Him and livestock—both pets of the Bárans. But his stomach growled, cramping with hollow pain, so he told Bero to bring whatever, enjoying the quiet when the boy went to fetch it. It seemed like years, not weeks, since he’d last visited the baths. That evening he’d washed himself clean of the ashes of too many dead before negotiating the peace treaty with Oria. Short-lived as that peace had been.
Then, as now, the elegant beauty of the underground chambers both enchanted and intimidated him. Built of carved gold and rose stone like the rest of Bára, the baths were pools of still water, several of them at varying temperatures, going from shallow to deeper than a man could stand. Elaborately carved pillars and arches supported the shadowy ceiling, the subtle light of the sconces not quite enough to illuminate it or the far corners of the room.

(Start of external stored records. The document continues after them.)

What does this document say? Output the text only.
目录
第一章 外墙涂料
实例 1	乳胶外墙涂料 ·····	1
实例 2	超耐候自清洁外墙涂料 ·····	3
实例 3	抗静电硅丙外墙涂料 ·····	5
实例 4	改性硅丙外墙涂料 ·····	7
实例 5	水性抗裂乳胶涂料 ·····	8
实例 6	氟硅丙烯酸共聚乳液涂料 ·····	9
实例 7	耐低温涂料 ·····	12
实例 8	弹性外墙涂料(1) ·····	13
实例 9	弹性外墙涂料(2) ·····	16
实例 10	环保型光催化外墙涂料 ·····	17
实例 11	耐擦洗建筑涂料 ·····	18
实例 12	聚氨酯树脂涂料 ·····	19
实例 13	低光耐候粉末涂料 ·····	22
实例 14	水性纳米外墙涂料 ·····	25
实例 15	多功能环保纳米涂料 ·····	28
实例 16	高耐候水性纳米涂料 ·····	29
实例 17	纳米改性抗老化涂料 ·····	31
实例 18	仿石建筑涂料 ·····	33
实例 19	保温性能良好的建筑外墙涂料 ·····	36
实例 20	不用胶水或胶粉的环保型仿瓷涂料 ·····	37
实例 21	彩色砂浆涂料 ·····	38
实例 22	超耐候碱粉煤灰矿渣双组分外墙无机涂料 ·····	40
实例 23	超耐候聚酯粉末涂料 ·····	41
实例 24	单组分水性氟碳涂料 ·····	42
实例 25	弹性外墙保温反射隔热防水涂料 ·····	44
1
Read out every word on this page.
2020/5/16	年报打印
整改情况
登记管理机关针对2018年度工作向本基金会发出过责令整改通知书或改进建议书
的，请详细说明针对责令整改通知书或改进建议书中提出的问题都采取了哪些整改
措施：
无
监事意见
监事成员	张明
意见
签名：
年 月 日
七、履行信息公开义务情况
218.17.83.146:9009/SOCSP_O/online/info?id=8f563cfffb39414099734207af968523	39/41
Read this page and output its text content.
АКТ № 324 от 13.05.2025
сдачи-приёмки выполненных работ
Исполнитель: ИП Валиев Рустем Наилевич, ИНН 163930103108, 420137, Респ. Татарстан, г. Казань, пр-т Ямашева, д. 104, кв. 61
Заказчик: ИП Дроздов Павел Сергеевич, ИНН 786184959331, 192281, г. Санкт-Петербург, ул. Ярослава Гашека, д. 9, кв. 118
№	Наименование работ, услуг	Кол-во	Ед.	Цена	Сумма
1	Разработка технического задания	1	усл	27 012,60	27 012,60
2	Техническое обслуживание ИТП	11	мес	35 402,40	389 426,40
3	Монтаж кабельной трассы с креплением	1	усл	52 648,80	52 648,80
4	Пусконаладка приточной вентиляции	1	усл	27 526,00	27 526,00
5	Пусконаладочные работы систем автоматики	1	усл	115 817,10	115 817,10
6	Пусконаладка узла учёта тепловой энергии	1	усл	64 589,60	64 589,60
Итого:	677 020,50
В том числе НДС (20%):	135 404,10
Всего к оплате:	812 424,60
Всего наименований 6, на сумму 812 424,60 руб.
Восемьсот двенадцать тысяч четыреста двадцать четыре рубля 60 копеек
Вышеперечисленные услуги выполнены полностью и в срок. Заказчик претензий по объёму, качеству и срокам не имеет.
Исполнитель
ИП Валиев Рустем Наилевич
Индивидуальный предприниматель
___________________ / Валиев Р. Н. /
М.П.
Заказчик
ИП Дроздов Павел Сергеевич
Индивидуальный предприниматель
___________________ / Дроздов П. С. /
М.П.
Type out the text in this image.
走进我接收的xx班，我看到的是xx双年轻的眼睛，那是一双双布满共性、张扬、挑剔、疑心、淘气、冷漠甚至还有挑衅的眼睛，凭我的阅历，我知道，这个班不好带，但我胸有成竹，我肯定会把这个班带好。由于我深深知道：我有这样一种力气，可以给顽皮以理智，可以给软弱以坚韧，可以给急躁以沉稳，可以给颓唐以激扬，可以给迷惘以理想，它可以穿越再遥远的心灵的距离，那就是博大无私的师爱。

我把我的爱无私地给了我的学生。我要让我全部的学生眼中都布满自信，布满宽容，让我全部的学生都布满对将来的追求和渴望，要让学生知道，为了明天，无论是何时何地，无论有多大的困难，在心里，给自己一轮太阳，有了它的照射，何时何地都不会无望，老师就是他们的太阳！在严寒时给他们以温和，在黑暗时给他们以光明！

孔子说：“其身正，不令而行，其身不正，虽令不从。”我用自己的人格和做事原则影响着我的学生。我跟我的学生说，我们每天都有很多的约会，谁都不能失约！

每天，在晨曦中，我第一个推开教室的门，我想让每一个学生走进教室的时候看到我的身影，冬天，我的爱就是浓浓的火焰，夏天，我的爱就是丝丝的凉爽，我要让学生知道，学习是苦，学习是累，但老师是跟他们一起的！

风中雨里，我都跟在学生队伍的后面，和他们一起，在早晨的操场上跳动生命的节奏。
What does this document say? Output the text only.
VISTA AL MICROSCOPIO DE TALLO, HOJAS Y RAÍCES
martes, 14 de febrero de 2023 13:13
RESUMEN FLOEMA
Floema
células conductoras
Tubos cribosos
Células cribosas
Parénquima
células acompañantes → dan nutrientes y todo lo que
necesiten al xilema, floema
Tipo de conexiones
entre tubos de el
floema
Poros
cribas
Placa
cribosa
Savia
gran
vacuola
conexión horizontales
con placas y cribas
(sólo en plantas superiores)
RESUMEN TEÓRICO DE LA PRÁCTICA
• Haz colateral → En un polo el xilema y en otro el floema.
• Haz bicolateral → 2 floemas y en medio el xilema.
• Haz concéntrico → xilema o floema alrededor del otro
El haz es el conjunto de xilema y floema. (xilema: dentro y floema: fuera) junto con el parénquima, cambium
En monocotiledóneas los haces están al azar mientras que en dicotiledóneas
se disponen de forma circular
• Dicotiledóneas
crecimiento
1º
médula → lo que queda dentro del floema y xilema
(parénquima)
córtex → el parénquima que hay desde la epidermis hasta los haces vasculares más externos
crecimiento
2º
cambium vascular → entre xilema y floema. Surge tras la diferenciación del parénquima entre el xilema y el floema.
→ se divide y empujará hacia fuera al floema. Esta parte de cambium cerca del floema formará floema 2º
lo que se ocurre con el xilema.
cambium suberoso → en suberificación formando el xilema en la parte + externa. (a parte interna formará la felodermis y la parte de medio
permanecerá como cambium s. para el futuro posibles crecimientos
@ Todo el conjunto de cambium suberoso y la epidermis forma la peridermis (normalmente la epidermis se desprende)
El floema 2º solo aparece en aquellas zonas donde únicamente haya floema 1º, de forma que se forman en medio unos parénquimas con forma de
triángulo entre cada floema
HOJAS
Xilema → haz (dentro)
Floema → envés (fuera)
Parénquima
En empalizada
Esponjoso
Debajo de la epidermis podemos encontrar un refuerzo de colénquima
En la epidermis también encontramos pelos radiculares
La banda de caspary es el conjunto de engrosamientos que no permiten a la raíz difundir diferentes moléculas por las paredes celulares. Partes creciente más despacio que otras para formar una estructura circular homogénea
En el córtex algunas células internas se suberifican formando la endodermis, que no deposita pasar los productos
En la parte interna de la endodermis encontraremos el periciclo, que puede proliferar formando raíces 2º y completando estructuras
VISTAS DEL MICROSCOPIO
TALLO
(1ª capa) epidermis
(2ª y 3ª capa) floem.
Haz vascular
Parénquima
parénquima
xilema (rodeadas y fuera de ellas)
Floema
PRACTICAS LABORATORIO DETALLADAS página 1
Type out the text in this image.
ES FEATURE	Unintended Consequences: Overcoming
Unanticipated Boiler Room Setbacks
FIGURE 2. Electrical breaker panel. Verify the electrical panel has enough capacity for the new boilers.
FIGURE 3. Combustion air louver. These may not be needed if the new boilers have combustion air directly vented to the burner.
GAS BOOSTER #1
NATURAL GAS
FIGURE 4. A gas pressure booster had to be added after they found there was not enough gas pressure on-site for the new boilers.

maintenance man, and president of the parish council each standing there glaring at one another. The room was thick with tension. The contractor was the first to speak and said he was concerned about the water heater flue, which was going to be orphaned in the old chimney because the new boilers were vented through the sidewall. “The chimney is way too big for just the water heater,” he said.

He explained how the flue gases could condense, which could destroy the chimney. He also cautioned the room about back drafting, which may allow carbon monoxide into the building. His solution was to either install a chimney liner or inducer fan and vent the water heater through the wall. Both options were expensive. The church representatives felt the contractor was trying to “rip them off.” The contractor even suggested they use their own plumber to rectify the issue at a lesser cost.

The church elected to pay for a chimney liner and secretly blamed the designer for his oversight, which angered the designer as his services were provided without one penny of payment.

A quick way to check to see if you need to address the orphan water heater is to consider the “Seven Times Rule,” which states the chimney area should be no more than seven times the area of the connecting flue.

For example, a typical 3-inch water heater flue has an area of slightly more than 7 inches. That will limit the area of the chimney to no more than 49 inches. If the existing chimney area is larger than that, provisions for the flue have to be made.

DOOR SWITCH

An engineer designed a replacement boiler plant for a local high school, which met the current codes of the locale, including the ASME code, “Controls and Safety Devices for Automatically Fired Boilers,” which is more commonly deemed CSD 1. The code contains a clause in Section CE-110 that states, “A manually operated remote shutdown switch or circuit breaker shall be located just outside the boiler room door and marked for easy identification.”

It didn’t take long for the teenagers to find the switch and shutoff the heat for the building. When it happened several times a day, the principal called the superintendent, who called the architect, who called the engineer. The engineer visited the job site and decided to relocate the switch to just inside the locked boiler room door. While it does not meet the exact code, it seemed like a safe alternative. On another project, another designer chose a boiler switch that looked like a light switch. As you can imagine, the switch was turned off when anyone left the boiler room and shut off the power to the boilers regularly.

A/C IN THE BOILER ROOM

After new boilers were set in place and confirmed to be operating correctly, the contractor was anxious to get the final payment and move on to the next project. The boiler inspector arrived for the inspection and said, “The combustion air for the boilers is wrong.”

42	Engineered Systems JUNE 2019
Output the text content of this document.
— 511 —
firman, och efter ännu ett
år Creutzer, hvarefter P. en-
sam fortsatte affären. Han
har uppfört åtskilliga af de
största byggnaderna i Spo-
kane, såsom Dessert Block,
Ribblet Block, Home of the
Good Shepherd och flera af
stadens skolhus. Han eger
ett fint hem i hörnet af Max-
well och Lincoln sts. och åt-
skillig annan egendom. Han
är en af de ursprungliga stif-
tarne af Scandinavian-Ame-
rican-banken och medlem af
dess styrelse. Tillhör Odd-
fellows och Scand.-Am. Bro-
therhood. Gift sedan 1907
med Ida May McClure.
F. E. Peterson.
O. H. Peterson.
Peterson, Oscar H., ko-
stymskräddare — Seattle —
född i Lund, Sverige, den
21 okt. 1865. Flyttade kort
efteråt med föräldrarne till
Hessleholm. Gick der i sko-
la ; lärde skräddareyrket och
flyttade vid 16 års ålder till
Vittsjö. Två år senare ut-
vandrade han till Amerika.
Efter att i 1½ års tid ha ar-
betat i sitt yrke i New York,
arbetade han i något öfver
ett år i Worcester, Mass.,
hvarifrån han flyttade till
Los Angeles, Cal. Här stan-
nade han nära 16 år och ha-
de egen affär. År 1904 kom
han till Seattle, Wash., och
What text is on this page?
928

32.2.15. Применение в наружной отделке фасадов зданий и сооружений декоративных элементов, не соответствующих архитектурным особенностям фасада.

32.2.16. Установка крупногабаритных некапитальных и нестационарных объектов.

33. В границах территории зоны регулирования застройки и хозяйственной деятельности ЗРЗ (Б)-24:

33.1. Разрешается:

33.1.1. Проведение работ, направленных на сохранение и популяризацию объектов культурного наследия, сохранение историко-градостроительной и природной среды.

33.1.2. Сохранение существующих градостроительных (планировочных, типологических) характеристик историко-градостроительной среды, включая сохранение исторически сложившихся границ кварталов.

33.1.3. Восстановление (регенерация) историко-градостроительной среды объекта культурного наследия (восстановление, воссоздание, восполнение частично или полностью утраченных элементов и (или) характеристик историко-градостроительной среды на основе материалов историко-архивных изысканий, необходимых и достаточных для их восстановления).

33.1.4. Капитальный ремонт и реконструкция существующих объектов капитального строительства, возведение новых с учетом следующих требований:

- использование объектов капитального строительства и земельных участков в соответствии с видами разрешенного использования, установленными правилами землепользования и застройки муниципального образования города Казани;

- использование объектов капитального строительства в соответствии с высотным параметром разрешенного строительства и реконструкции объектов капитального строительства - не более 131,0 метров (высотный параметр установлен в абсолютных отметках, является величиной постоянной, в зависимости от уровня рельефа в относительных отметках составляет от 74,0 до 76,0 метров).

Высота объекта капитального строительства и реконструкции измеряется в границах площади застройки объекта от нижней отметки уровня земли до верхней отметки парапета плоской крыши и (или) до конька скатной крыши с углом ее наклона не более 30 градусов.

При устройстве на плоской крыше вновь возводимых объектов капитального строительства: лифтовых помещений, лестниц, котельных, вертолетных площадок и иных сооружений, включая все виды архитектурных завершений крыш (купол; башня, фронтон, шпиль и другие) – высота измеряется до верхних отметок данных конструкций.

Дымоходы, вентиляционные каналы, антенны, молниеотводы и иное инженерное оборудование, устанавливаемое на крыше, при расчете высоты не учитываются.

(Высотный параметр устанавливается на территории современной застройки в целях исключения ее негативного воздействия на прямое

For a man who’d learned to jump at shadows, he found it surprisingly lulling. As evidenced by his falling asleep deeply enough to dream, though the nightmares were nothing new. The cursed things plagued him most nights. Odd to see Natly in this one, though, rather than Oria stalking him. A facet perhaps of his dramatically changed reality—exchanging one fiancée for the other. It appeared that by agreeing to marry Oria, he’d now have Natly haunting his sleep.
At least no one else had heard him cry out. He had the place to himself on this occasion. Probably the Bárans didn’t bathe in the middle of the day. The baths simply remained filled, awaiting their convenience.
A shocking waste of water.
Bero returned, setting down a platter of food and a jug of wine, along with a tray of shining instruments. “Would you like me to shave you before you eat, or after, Your Highness?”
Reflexively, Lonen clapped a hand over his beard. He had no doubt he looked scruffy from his travels, and in comparison to the Báran men who were all clean shaven that he’d seen, but...
“Is that another of Princess Oria’s edicts?” He asked, not bothering to disguise the sarcasm.
Bero ducked his head, clearly chagrined. “I apologize, Your Highness. Please forgive me. I did not mean to offend. When I serve the prince and folcwitas at their baths, they—”
Lonen held up a hand to stop the increasingly penitential torrent of explanation from the already nervous boy. “No apologies. I am short-tempered.” He rinsed himself one last time, then rose from the water.
“Your Highness, I did not mean to abbreviate your bath.” Bero sounded even more contrite.
“You didn’t. I’m clean and I don’t need to lie about, indulging myself.” Especially not while his people could be dying by the Trom’s dragon-breath while he luxuriated in deep water and napped. Oria had said she’d stop the incursions, but she’d also promised him that very thing before this. He had no reason to trust her—and plenty of evidence otherwise. Better to be ready to fight whatever battle presented itself next.